“You can make money without doing evil.” So goes Google’s corporate philosophy, apparently informing its mission to “organise” the world’s information and make it accessible to everyone.
It certainly makes money. The Californian web search business notched up revenues of just under $US50.2 billion last year, and $US10.7 billion profit.
It has also hit the nail on the head when it comes to organising the internet. The reason the company dominates search, with more than two-thirds of the market, is that it is so very good at serving up the information that people want. Microsoft’s Bing and AOL barely compete. Meanwhile, it is also doing its level best to pull in all the information that is not already on the web.
However, whether Google continues to make money by purely doing good is somewhat trickier to judge. “Google is at least a two-headed beast. There is good Google and bad Google,” says the head of one trade organisation that regularly clashes with the company. A lot of such incursions in the United Kingdom are with creative sectors, such as the music, book publishing and film industries, which depend on copyright laws for their income.

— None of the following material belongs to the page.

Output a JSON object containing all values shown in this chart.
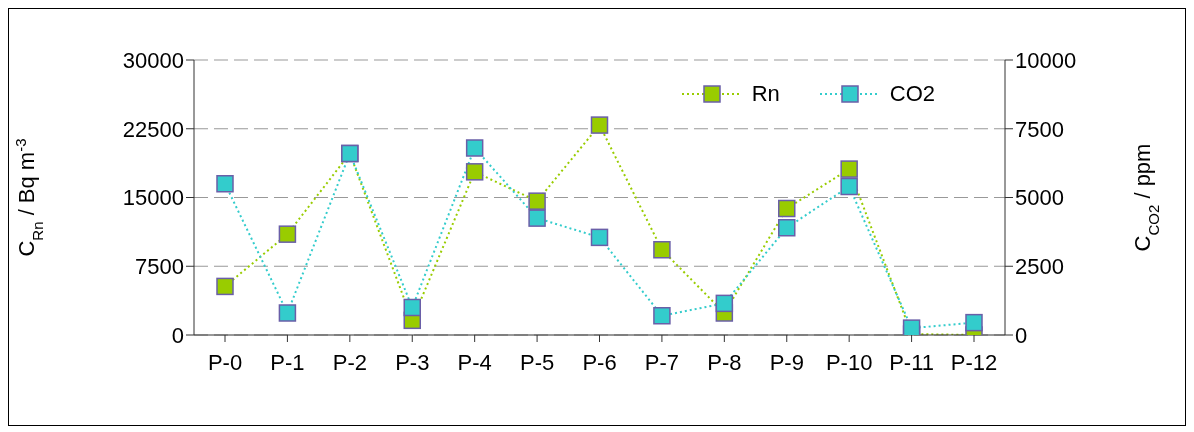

These industries would have you believe that Google is making inroads into them by making it far too easy to access illegal downloads, with no thought for the business models that make it possible to produce records by Adele or novels by Hilary Mantel in the first place.
“Copyright is the lifeblood of the creative industries – it’s what allows music companies to fund the development of new artists and so contribute to Britain’s rich culture. Weakening copyright at the behest of technology companies will only benefit Britain’s competitors,” says Geoff Taylor, the chief executive of BPI, the music industry trade body.
But for those who are on the opposing bench, who support Google, the creative businesses are simply stuck in the past. The world has changed. If it has become too easy for people to find and steal pirated content, then business models must adapt too. Google acolytes claim that the company has become a cipher for the thing the creative industries actually fear most: the internet.
It is perhaps no coincidence that the music industry, one sector badly affected by the advent of the internet, is perhaps most exercised about the Google threat. Over the past month, Parlophone, the record label behind Coldplay, has launched a boycott of Google’s “scan and match” cloud music service.
Such an argument will be familiar to Ed Vaizey, the Culture Minister who has spent the past 18 months or so attempting to broker some sort of resolution between the two camps.